Among the Acholi, the horn is not only a musical instrument but also a ritual object connected with the initiation into adulthood. In ceremonies young men blow their horns as signalling their individuality. Lawino speaks of her fame that spreads like the sound of a horn. The bull is a symbol for bravery and respect. The spear has ritual essences. A man is never buried without his spear. It symbolises the male organ and a man’s virility. Other sexual symbols in Song of Lawino are the hoe, the knife and the battle axe. The pumpkin represents the home front, survival and settlement. And that is why she says:
“Listen, my husband,
You are the son of a Chief.
The pumpkin in the old homestead
Must not be uprooted!”
That saying is packed. It dwells on the importance of looking after values that last. It is considered a wise move among the Acholi to leave the pumpkin plant alone even when people are moving to a new homestead.
Although he wrote in English, Okot relied for his success on the right choice of words because he thought that it is not language as such that matters but the way in which one handles language. Although Okot uses English, he deliberately looks at the world from an Acholi standpoint.
Clementine’s painted lips are referred to as “red hot like glowing charcoal” and she is said to resembles “the wild cat.” Ash dirt is useless and is trampled upon. Glowing charcoal is dangerous and harmful. A wild cat represents abandonment homelessness.

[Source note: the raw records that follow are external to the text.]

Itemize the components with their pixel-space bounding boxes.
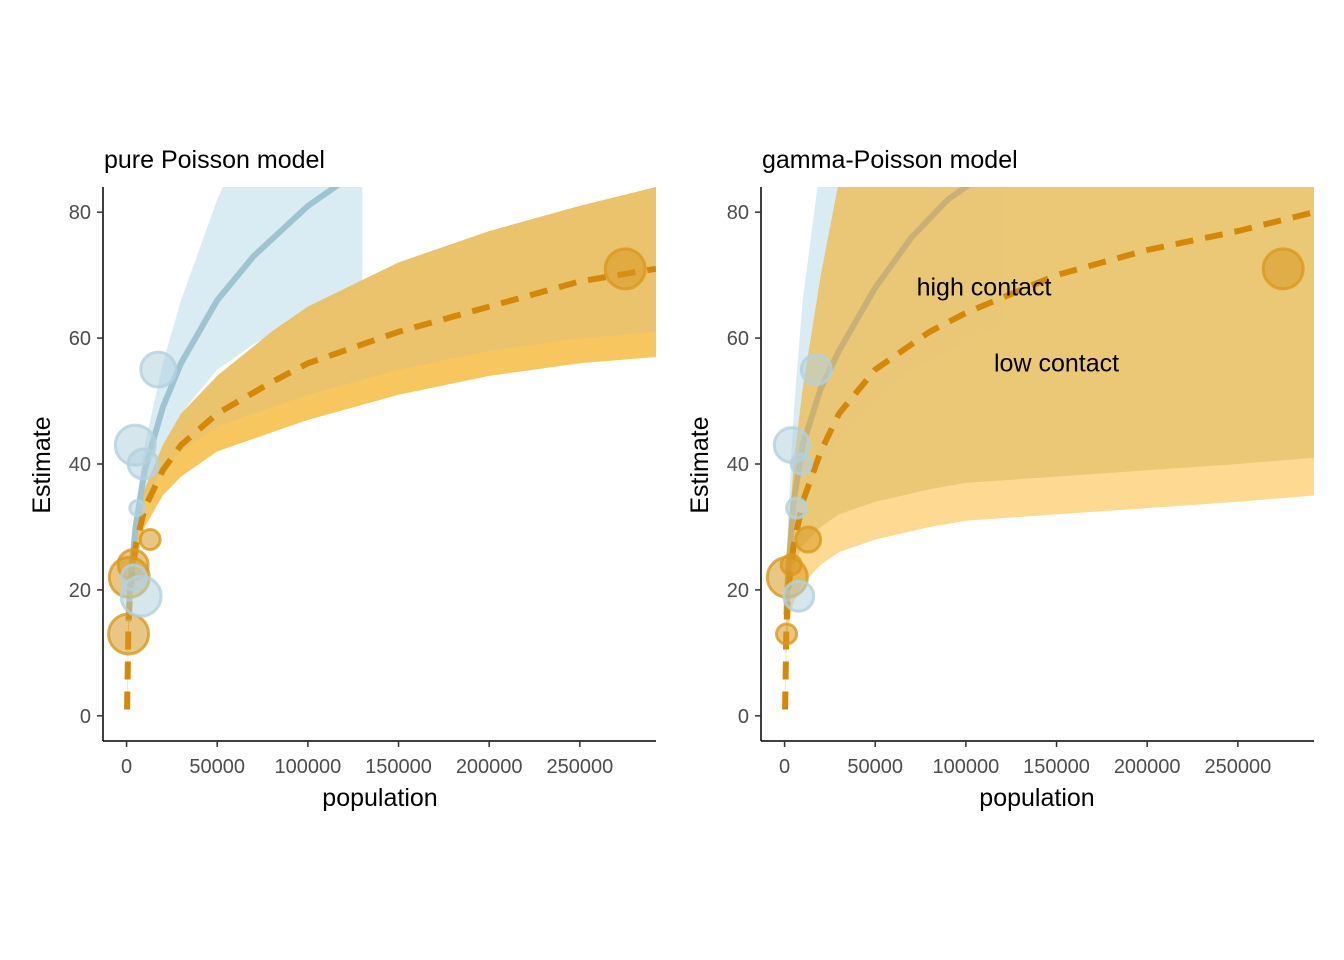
data-point: [789, 452, 813, 476]
data-point: [1261, 247, 1305, 291]
y-tick-label: 0: [738, 706, 749, 728]
x-tick-label: 100000: [275, 756, 342, 778]
data-point: [775, 622, 799, 646]
y-tick-label: 40: [727, 454, 749, 476]
y-tick-label: 0: [80, 706, 91, 728]
y-tick-label: 80: [727, 202, 749, 224]
y-axis-title: Estimate: [686, 416, 714, 513]
y-axis-title: Estimate: [28, 416, 56, 513]
panel-title: pure Poisson model: [104, 146, 325, 174]
x-tick-label: 50000: [189, 756, 245, 778]
annotation-label: high contact: [917, 274, 1052, 302]
data-point: [603, 247, 647, 291]
data-point: [782, 579, 816, 613]
y-tick-label: 60: [727, 328, 749, 350]
data-point: [138, 528, 162, 552]
plot-area: 0 50000 100000 150000 200000 250000 0 20 40 60 80 h…: [727, 187, 1314, 778]
band-overlap: [785, 187, 1314, 704]
band-overlap: [127, 187, 656, 704]
x-tick-label: 50000: [847, 756, 903, 778]
panel-pure-poisson: pure Poisson model 0 50000 100000 150000 200…: [28, 146, 656, 812]
series-line-high: [783, 187, 972, 616]
data-point: [128, 499, 147, 518]
y-tick-label: 20: [69, 580, 91, 602]
panel-gamma-poisson: gamma-Poisson model 0 50000 100000 150000 20…: [686, 146, 1314, 812]
data-point: [785, 496, 809, 520]
y-tick-label: 80: [69, 202, 91, 224]
data-point: [794, 525, 823, 554]
panel-title: gamma-Poisson model: [762, 146, 1018, 174]
data-point: [779, 553, 803, 577]
x-tick-label: 200000: [456, 756, 523, 778]
x-axis-title: population: [322, 784, 437, 812]
y-tick-label: 40: [69, 454, 91, 476]
data-point: [119, 563, 148, 592]
x-tick-label: 250000: [1204, 756, 1271, 778]
x-tick-label: 150000: [1023, 756, 1090, 778]
plot-area: 0 50000 100000 150000 200000 250000 0 20 40 60 80: [69, 187, 656, 778]
data-point: [126, 447, 160, 481]
band-high: [128, 187, 363, 634]
x-tick-label: 250000: [546, 756, 613, 778]
data-point: [139, 350, 178, 389]
y-tick-label: 60: [69, 328, 91, 350]
x-tick-label: 0: [779, 756, 790, 778]
x-tick-label: 200000: [1114, 756, 1181, 778]
x-tick-label: 150000: [365, 756, 432, 778]
data-point: [799, 353, 833, 387]
x-tick-label: 100000: [933, 756, 1000, 778]
annotation-label: low contact: [994, 349, 1119, 377]
data-point: [107, 612, 151, 656]
x-tick-label: 0: [121, 756, 132, 778]
x-axis-title: population: [979, 784, 1094, 812]
y-tick-label: 20: [727, 580, 749, 602]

Lawino describes what she sees and the way she sees it. She sees no beauty in Clementine. She suggests that beauty is relative and not absolute. “What is yours is what is good,” she argues. Okot’s poetry is therefore communal. The ‘I’ in Song of Lawino is equivalent to ‘We.’ This is traditional Literature. It is different from Euro modern Literature in which poets and writers are isolated introverts who are individualised in approach.
Okot’s poetry, as stated by Achebe, is a literature that speaks to a particular people with a specific history and dynamics. For instance, the bull, the dog, the goat and the guinea fowl represent specific meaning in East Africa.
Lawino insists on traditional African beauty. This is a beauty that transcends the flesh and looks. It encompasses good manners, hard work and hospitality. Beauty is both flesh and mind. Love is not just mental but is about concrete social actions. That is why the village boys compete for Lawino.
One of the fundamental issues in Song of Lawino is about being connected to the past and present. There is organic connection to the ancestors to the bulls in the family and to the life giving plants like the pumpkin. There is also anger against the political elite who have abandoned the people.
Song of Lawino is a very rich poem, addressing important issues affecting post independence Africa. The poems is a satirical comment on the neo-colonial mentality of the African petty bourgeoisie -the intellectuals and political leaders who seem to be running away from their identity.
The poem deliberately uses the literary device of a female character to address issues that were facing Africa at the time. When Okot p’Bitek wrote this poem, many African countries had recently been liberated and there was a question whether or not Africa should keep its African values or look to the West for new ideals. Song of Lawino, after publication, was quickly translated into other languages and is more known for its scathing attempt in the exposure of how African society was being destroyed by the colonization of Africa.
That is why the final part of Song of Lawino is actually full of sympathy:
“Forgive me, brother,
Do not think I am insulting
The woman with whom I share my husband!
Do not think my tongue
Is being sharpened by jealousy.
It is the sight of Tina
That provokes sympathy from my heart.”